Bayan Mey'in Kaprisleri
 

Mey bizim babanne’nin kedisi… Aslında onun değil ama hikayesi uzun. Yeğenim onu İstanbul’da sahiplenmiş ama arkadaşı mı hediye etmiş, yoksa, çok muhtemeldir ki, o pet-shop’lardan birinden dolarla mı alınmış…? Bu pek belli değil. Ama tipik bir İran kedisi. Tabii alındığında el kadar bir yavruymuş… Şimdi 7-8 yaşında bayağı olgun bir bayan…  

Mey’i size biraz anlatmak gerekir. Mey niye Mey ? Tüyleri alacalı şarap renginde , biraz da alabros olduğundan Mey adını koymuşlar… Herhalde bu adın konulmasında biraz da Hayyam’a ithaf var sanırım…  
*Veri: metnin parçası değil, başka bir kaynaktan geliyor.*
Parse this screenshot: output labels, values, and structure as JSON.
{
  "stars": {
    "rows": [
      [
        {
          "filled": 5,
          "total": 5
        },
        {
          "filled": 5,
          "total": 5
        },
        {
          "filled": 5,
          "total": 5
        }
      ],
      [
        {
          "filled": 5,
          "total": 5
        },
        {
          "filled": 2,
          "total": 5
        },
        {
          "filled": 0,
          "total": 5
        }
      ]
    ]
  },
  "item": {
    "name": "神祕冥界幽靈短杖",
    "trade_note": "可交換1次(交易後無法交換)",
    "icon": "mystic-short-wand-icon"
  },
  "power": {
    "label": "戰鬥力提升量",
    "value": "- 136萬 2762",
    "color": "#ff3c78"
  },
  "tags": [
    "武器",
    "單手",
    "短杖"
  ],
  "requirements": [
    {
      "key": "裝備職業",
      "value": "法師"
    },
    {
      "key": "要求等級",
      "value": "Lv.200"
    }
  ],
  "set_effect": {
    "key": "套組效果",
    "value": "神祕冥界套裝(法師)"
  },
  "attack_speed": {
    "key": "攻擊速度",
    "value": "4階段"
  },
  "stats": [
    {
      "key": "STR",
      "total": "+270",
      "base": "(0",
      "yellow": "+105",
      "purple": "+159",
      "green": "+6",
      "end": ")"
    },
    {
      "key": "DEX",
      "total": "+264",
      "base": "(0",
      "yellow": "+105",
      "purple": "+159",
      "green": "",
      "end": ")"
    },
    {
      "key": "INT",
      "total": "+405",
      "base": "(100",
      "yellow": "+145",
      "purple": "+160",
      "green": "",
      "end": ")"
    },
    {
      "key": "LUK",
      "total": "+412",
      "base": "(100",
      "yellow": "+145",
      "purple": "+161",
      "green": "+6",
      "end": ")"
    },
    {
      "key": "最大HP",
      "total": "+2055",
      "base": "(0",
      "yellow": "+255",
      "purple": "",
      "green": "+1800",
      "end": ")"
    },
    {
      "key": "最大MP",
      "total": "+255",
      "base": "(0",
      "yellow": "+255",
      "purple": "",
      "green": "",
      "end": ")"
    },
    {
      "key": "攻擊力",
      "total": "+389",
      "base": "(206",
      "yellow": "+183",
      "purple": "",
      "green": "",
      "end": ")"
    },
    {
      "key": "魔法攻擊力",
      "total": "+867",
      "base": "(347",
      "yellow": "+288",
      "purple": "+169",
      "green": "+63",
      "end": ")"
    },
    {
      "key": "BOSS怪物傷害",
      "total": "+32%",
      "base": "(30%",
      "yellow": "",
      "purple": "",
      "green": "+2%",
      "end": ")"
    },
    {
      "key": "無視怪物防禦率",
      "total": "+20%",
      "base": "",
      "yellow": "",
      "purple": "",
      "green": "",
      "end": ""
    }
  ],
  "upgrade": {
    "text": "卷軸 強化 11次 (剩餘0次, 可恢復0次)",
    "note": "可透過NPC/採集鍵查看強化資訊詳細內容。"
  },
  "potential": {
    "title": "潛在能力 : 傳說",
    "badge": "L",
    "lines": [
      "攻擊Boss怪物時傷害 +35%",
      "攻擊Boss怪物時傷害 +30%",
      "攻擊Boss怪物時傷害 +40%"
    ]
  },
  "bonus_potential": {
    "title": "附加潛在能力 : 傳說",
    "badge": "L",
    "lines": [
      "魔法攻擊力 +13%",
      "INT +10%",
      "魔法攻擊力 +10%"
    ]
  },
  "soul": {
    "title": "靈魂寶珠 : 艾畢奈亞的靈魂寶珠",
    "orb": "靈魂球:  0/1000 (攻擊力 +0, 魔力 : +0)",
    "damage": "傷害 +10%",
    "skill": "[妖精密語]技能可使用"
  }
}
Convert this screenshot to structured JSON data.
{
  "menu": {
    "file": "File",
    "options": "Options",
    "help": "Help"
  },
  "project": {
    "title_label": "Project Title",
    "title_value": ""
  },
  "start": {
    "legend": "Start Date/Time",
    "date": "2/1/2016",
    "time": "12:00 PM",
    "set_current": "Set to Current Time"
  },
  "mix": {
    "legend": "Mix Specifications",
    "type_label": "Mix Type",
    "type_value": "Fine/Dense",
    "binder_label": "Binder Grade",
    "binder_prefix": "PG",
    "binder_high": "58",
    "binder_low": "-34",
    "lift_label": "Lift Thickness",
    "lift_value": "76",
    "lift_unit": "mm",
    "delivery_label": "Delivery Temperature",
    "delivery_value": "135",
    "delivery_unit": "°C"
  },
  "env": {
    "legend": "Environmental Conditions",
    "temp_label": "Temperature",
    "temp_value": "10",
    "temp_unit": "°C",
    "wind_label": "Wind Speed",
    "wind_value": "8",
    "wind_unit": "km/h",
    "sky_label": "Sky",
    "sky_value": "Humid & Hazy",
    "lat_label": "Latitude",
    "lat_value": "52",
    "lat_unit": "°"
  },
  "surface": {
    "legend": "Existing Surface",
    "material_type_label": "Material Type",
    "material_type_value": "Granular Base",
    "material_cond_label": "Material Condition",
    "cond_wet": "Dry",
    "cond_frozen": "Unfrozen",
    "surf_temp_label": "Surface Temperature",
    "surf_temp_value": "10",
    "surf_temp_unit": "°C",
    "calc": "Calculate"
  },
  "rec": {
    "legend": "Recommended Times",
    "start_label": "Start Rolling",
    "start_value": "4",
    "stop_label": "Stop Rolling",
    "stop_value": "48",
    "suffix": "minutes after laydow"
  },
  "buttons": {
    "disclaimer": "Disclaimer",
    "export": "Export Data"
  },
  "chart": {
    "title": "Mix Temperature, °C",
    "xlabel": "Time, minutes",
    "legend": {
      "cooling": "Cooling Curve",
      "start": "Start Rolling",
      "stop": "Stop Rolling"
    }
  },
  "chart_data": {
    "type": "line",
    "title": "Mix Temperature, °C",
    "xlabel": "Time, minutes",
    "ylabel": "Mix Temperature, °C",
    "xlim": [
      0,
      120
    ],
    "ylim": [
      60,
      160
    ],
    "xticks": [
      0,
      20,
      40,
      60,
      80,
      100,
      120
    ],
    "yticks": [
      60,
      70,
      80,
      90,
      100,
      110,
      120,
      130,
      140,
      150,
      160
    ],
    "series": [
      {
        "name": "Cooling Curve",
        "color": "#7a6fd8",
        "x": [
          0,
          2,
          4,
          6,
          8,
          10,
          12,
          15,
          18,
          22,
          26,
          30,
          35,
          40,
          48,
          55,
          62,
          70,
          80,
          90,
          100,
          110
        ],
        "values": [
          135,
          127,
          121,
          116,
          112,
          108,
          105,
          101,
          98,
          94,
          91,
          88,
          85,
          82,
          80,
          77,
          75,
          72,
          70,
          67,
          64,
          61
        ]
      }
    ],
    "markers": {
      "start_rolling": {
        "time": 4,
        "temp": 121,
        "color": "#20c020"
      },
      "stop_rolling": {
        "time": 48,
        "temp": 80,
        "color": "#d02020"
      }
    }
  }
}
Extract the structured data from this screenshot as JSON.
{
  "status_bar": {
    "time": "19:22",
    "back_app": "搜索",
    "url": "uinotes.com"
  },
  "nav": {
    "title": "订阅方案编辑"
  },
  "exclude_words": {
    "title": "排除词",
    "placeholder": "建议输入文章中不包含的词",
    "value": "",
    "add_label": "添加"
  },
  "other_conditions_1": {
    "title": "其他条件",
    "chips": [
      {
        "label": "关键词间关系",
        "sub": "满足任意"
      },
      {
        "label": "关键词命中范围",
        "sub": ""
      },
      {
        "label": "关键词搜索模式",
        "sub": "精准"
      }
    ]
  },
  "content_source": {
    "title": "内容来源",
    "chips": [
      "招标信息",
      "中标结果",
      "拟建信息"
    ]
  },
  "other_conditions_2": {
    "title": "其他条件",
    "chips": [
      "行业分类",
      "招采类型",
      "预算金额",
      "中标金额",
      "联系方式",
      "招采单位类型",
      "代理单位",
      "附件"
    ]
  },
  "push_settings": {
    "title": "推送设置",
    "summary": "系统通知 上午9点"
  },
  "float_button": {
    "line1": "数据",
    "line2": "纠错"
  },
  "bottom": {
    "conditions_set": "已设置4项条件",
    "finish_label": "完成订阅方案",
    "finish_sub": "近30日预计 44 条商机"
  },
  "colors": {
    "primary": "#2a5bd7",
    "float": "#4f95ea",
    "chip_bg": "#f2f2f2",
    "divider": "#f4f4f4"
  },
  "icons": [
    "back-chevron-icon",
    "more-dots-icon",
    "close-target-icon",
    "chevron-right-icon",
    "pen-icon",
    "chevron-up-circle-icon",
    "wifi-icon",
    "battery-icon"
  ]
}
Mey, tipik bir İran kedisi , dedik.. Nasıldır İran kedileri? Bir kere burunları fena halde basıktır… Bu onlara peşin peşin bir abus çehre verir. Suratına bakan , bu kedi acı çekiyor veya bir şeye fena kızmış, der.. Oysa alakası yok… Çok halim selim kediler… hiç sinirlenmezler, el kaldırmazlar… Tırnak çıkarmak diye bir şey bilmezler… Çok çok terbiyelidirler… Kendilerinden istenmeyen hiçbir şeyi yapmazlar. En büyük özellikleri de çok çok uslu olmaları… Adeta biblo gibi konuldukları yerde saatlerce kalabilmeleri… Bir özelliği de gündüz uyuyup, gece gezmeleri…  

Mey İstanbul günlerinde oldukça hareketliymiş, ama bir apartmanın onuncu katında ne yapsın? Nerelere kaçsın… Ne gibi yaramazlıklar yapılabilir ki… Yeğenip, “Hayvanların da doğal hakları var …” deyip , onu bir arkadaşının Siyam kedisi ile çiftleştirmiş… Dört yavrusu olmuş; biri ölü doğmuş, biri karnında kalmış… Onu da veteriner ameliyatla alarak anneyi kurtarmış…Tabii yeğenim bu sayede.. Hanya’yı Konya’yı… Anne olmanın o kadar kolay bir şey olmadığını anlamış… (Bunlar hep ders… Çevremize biraz baksak.. Orada neler oluyor biraz görsek… Dünya böyle mi olur?)  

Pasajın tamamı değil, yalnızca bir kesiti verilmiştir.